Muscle cramps can usually be treated with self-care measures. Stretching exercises that can reduce the occurrence of muscle cramps can be shown to you by your doctor. Maintaining the body’s fluid level against dehydration can also help prevent muscle cramps. Also, doctors may prescribe medications that help relax muscles for recurrent cramps.
Lifestyle And Home Remedies
Muscle cramps may be relieved by the following:
Stretch and Massage
Slightly rub the cramped muscle while stretching it for relief. For a calf cramp, put your weight on your cramped leg and bend your knee a little. If you have difficulty in standing, sit on the floor or in a chair while stretching the cramped leg. Try pointing your toes on the affected side toward your head with your leg stretched. This also helps to alleviate a back thigh (hamstring) cramp. For a front thigh (quadriceps) cramp, try pulling your foot on the affected retinal diseases symptoms side up toward your buttocks.
Warm or cold treatment
Cramped muscles can loosen up when a warm towel or heating pad is applied. Also, pouring a stream of hot water on that spot can also help. On the other hand, massaging the cramped muscle with cold pressure or ice may alleviate pain.
Although more research needs to be done to confirm this, some claim that the use of vitamin B-complex helps to manage muscle cramps.

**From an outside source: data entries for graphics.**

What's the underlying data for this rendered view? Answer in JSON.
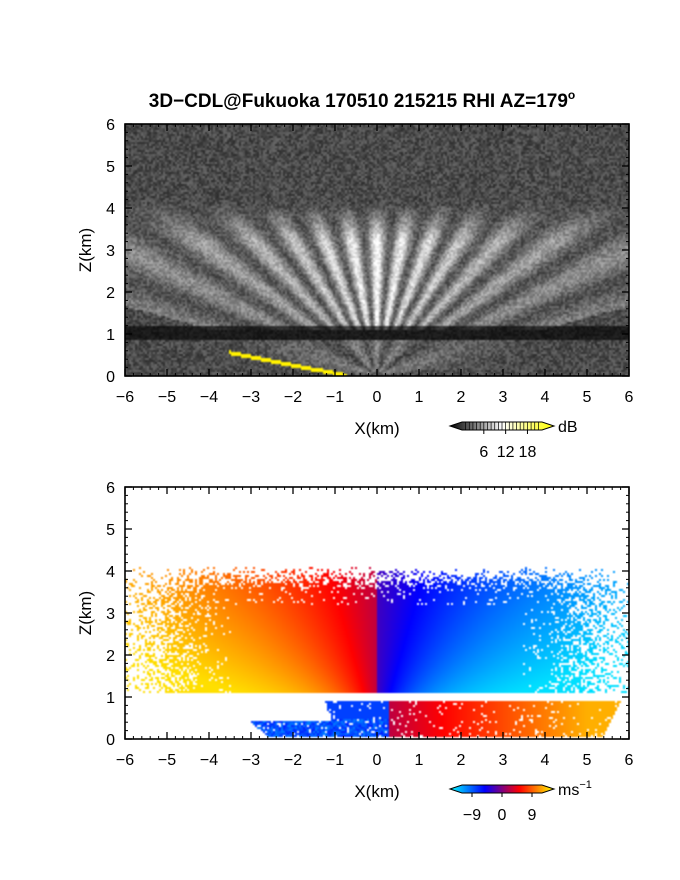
{
  "title_main": "3D−CDL@Fukuoka 170510 215215 RHI AZ=179",
  "title_sup": "o",
  "chart_data": [
    {
      "type": "heatmap",
      "quantity": "dB",
      "xlabel": "X(km)",
      "ylabel": "Z(km)",
      "xlim": [
        -6,
        6
      ],
      "ylim": [
        0,
        6
      ],
      "xticks": [
        -6,
        -5,
        -4,
        -3,
        -2,
        -1,
        0,
        1,
        2,
        3,
        4,
        5,
        6
      ],
      "yticks": [
        0,
        1,
        2,
        3,
        4,
        5,
        6
      ],
      "x_tick_labels": [
        "−6",
        "−5",
        "−4",
        "−3",
        "−2",
        "−1",
        "0",
        "1",
        "2",
        "3",
        "4",
        "5",
        "6"
      ],
      "y_tick_labels": [
        "0",
        "1",
        "2",
        "3",
        "4",
        "5",
        "6"
      ],
      "colorbar": {
        "unit": "dB",
        "ticks": [
          "6",
          "12",
          "18"
        ],
        "range": [
          0,
          22
        ],
        "colors": [
          "#000000",
          "#ffffff",
          "#ffff00"
        ]
      },
      "features": {
        "bright_fan_layer_km": [
          1.1,
          4.1
        ],
        "dark_band_km": [
          0.85,
          1.2
        ],
        "ground_echo_start": [
          -3.5,
          0.55
        ],
        "ground_echo_end": [
          -0.7,
          0.0
        ]
      }
    },
    {
      "type": "heatmap",
      "quantity": "ms",
      "xlabel": "X(km)",
      "ylabel": "Z(km)",
      "xlim": [
        -6,
        6
      ],
      "ylim": [
        0,
        6
      ],
      "xticks": [
        -6,
        -5,
        -4,
        -3,
        -2,
        -1,
        0,
        1,
        2,
        3,
        4,
        5,
        6
      ],
      "yticks": [
        0,
        1,
        2,
        3,
        4,
        5,
        6
      ],
      "x_tick_labels": [
        "−6",
        "−5",
        "−4",
        "−3",
        "−2",
        "−1",
        "0",
        "1",
        "2",
        "3",
        "4",
        "5",
        "6"
      ],
      "y_tick_labels": [
        "0",
        "1",
        "2",
        "3",
        "4",
        "5",
        "6"
      ],
      "colorbar": {
        "unit": "ms",
        "unit_sup": "−1",
        "ticks": [
          "−9",
          "0",
          "9"
        ],
        "range": [
          -12,
          12
        ],
        "colors": [
          "#00ffff",
          "#0000ff",
          "#ff0000",
          "#ffff00"
        ]
      },
      "features": {
        "upper_layer_km": [
          1.1,
          4.1
        ],
        "lower_layer_km": [
          0.05,
          0.9
        ],
        "upper_left_velocity": "positive",
        "upper_right_velocity": "negative"
      }
    }
  ]
}
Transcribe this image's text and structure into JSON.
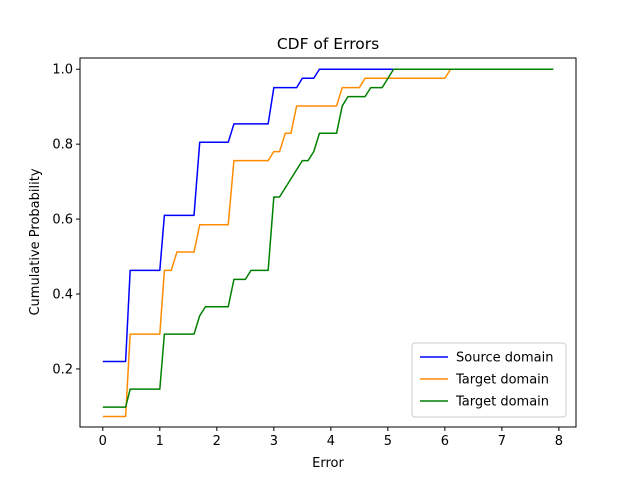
{
  "chart_data": {
    "type": "line",
    "title": "CDF of Errors",
    "xlabel": "Error",
    "ylabel": "Cumulative Probability",
    "xlim": [
      -0.4,
      8.3
    ],
    "ylim": [
      0.045,
      1.03
    ],
    "x_ticks": [
      0,
      1,
      2,
      3,
      4,
      5,
      6,
      7,
      8
    ],
    "y_ticks": [
      0.2,
      0.4,
      0.6,
      0.8,
      1.0
    ],
    "grid": false,
    "legend_position": "lower-right",
    "series": [
      {
        "name": "Source domain",
        "color": "#0000ff",
        "points": [
          [
            0,
            0.22
          ],
          [
            0.4,
            0.22
          ],
          [
            0.48,
            0.463
          ],
          [
            1.0,
            0.463
          ],
          [
            1.08,
            0.61
          ],
          [
            1.6,
            0.61
          ],
          [
            1.7,
            0.805
          ],
          [
            2.2,
            0.805
          ],
          [
            2.3,
            0.854
          ],
          [
            2.9,
            0.854
          ],
          [
            3.0,
            0.951
          ],
          [
            3.4,
            0.951
          ],
          [
            3.5,
            0.976
          ],
          [
            3.7,
            0.976
          ],
          [
            3.8,
            1.0
          ],
          [
            7.9,
            1.0
          ]
        ]
      },
      {
        "name": "Target domain",
        "color": "#ff8c00",
        "points": [
          [
            0,
            0.073
          ],
          [
            0.4,
            0.073
          ],
          [
            0.48,
            0.293
          ],
          [
            1.0,
            0.293
          ],
          [
            1.08,
            0.463
          ],
          [
            1.2,
            0.463
          ],
          [
            1.3,
            0.512
          ],
          [
            1.6,
            0.512
          ],
          [
            1.7,
            0.585
          ],
          [
            2.2,
            0.585
          ],
          [
            2.3,
            0.756
          ],
          [
            2.9,
            0.756
          ],
          [
            3.0,
            0.78
          ],
          [
            3.1,
            0.78
          ],
          [
            3.2,
            0.829
          ],
          [
            3.3,
            0.829
          ],
          [
            3.4,
            0.902
          ],
          [
            4.1,
            0.902
          ],
          [
            4.2,
            0.951
          ],
          [
            4.5,
            0.951
          ],
          [
            4.6,
            0.976
          ],
          [
            6.0,
            0.976
          ],
          [
            6.1,
            1.0
          ],
          [
            7.9,
            1.0
          ]
        ]
      },
      {
        "name": "Target domain",
        "color": "#008000",
        "points": [
          [
            0,
            0.098
          ],
          [
            0.4,
            0.098
          ],
          [
            0.48,
            0.146
          ],
          [
            1.0,
            0.146
          ],
          [
            1.08,
            0.293
          ],
          [
            1.6,
            0.293
          ],
          [
            1.7,
            0.342
          ],
          [
            1.8,
            0.366
          ],
          [
            2.2,
            0.366
          ],
          [
            2.3,
            0.439
          ],
          [
            2.5,
            0.439
          ],
          [
            2.6,
            0.463
          ],
          [
            2.9,
            0.463
          ],
          [
            3.0,
            0.659
          ],
          [
            3.1,
            0.659
          ],
          [
            3.5,
            0.756
          ],
          [
            3.6,
            0.756
          ],
          [
            3.7,
            0.78
          ],
          [
            3.8,
            0.829
          ],
          [
            4.1,
            0.829
          ],
          [
            4.2,
            0.902
          ],
          [
            4.3,
            0.927
          ],
          [
            4.6,
            0.927
          ],
          [
            4.7,
            0.951
          ],
          [
            4.9,
            0.951
          ],
          [
            5.1,
            1.0
          ],
          [
            7.9,
            1.0
          ]
        ]
      }
    ]
  }
}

The literature says that some vitamins and minerals hugely influence how muscles function, particularly potassium and magnesium. A significant body of research has found that increasing your magnesium intake can reduce nighttime leg cramps, especially for pregnant women. Discover alternative products that will help you manage muscle cramps from this website.

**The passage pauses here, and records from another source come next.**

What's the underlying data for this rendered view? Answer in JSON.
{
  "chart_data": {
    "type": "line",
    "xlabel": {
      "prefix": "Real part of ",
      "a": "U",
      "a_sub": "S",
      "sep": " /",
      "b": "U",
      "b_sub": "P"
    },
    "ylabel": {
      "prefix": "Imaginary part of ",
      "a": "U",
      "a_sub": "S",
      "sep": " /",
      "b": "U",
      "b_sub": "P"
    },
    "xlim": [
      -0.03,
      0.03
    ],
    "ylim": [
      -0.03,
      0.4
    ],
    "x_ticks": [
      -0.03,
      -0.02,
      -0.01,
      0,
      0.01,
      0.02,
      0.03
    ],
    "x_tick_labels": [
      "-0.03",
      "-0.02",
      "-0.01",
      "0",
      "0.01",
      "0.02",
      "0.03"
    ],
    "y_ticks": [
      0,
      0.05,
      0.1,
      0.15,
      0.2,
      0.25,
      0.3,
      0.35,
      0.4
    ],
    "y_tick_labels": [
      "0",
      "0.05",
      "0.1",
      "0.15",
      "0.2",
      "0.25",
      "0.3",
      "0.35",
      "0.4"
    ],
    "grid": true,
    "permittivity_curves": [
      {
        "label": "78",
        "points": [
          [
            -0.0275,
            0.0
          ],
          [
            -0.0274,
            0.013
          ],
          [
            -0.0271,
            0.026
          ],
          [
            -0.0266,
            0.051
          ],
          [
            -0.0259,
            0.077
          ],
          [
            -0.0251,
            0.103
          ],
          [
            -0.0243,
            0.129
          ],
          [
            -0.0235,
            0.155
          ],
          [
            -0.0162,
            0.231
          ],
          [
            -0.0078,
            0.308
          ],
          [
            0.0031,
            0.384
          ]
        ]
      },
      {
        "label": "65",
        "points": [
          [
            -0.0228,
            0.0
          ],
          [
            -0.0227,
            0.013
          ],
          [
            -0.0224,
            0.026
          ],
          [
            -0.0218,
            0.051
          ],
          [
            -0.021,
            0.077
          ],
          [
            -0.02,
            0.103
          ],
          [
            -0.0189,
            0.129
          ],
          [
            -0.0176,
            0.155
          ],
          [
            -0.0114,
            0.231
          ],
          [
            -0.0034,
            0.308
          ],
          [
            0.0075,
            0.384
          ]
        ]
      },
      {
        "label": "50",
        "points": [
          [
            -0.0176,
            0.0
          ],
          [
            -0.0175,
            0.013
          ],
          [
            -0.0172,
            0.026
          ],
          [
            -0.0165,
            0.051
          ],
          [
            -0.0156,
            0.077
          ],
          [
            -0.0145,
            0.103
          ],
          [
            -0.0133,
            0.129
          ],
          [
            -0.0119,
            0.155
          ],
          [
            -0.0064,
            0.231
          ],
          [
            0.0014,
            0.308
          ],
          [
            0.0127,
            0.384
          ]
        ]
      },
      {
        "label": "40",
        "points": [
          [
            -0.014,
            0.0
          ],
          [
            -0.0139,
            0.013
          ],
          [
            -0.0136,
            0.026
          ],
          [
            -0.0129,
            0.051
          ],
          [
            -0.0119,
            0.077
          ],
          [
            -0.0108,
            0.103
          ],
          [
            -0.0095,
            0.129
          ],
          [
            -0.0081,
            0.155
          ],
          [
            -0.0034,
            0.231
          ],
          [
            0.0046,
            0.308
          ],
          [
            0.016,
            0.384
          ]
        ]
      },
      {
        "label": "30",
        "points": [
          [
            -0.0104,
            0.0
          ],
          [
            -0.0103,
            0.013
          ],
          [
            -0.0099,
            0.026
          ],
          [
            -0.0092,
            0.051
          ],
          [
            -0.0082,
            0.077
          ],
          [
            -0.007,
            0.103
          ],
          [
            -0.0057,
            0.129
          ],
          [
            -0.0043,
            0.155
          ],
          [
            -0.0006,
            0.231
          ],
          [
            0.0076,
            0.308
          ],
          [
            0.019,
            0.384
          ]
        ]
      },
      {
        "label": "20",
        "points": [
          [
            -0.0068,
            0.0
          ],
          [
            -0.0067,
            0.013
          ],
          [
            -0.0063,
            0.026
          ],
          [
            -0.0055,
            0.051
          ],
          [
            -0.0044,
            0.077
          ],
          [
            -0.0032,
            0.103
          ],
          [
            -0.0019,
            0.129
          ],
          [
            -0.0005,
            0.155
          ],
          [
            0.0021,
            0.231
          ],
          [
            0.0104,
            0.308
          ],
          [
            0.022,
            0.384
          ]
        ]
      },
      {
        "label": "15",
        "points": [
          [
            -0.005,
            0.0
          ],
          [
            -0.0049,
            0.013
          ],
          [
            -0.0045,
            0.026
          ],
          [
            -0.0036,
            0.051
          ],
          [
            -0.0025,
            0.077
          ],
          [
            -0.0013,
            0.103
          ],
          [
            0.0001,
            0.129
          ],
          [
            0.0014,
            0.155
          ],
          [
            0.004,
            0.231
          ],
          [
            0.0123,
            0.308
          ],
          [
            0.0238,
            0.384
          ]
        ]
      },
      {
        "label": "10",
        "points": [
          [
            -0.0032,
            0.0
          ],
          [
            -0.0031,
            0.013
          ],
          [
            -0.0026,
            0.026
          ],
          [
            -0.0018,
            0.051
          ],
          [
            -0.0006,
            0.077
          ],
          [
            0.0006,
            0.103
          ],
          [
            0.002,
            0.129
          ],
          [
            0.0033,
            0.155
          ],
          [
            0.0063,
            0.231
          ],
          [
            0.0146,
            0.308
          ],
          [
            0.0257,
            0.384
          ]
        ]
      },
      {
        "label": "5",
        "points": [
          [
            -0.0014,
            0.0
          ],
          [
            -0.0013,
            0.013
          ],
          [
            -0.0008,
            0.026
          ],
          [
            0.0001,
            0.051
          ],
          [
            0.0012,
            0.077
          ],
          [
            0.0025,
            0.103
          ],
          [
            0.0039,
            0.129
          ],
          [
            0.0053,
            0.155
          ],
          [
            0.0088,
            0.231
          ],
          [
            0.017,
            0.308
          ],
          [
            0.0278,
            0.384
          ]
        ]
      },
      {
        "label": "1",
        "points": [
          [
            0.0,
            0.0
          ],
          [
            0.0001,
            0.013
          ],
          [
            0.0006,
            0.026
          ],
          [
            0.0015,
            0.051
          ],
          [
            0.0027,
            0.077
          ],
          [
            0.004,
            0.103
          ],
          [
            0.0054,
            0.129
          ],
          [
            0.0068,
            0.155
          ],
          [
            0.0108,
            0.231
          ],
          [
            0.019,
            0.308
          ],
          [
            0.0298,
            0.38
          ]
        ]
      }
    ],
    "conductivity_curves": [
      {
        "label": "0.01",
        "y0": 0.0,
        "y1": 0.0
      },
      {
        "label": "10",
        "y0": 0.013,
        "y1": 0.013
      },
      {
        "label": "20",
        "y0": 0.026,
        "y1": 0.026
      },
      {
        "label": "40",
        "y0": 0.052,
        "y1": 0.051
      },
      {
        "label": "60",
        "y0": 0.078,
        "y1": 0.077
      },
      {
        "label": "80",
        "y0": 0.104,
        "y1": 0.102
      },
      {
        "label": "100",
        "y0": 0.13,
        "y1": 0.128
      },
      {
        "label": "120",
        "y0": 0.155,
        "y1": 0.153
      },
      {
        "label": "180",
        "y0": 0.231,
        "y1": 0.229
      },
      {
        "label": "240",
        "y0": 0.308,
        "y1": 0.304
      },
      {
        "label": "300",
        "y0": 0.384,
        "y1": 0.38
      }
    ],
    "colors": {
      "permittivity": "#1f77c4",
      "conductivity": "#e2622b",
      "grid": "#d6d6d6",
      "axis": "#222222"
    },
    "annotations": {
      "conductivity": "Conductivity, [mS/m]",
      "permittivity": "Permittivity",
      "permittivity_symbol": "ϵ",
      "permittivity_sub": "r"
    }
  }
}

It is time to visit your doctor if you have acute, recurrent muscle cramps that self-care does not seem to cure.
Before visiting your doctor, here are some important things to have with you:
A list of
- Your symptoms. You should include symptoms that are unrelated to the reason you’re seeing your doctor.
- Important personal information, like family medical history, major stresses, and recent life changes.
- All medications you take as well as dosages.
- Questions to ask your doctor:
Do not hesitate to ask your doctor questions. This will help you find out
- Likely and possible causes,
- If your condition is temporary or chronic,
- The best way to handle it, and
- Another approach or method you can take to correct it.
You will benefit if you can produce answers to possible questions that your doctor may ask.
These questions may include:
- When did you develop muscle cramps?
- Are your cramps frequent and severe? How often do you have cramps?
- What activities often precede your cramps? Do you get cramps after mild or strenuous exercise?
- Do you suffer from cramps when resting?
- Does stretching relieve your cramps?
- Do you feel other symptoms, like muscle weakness or numbness? If yes,
In conclusion, most muscle cramps are generally harmless and may be treated with simple self-care measures, but some may have an underlying cause, hence the need to see a doctor.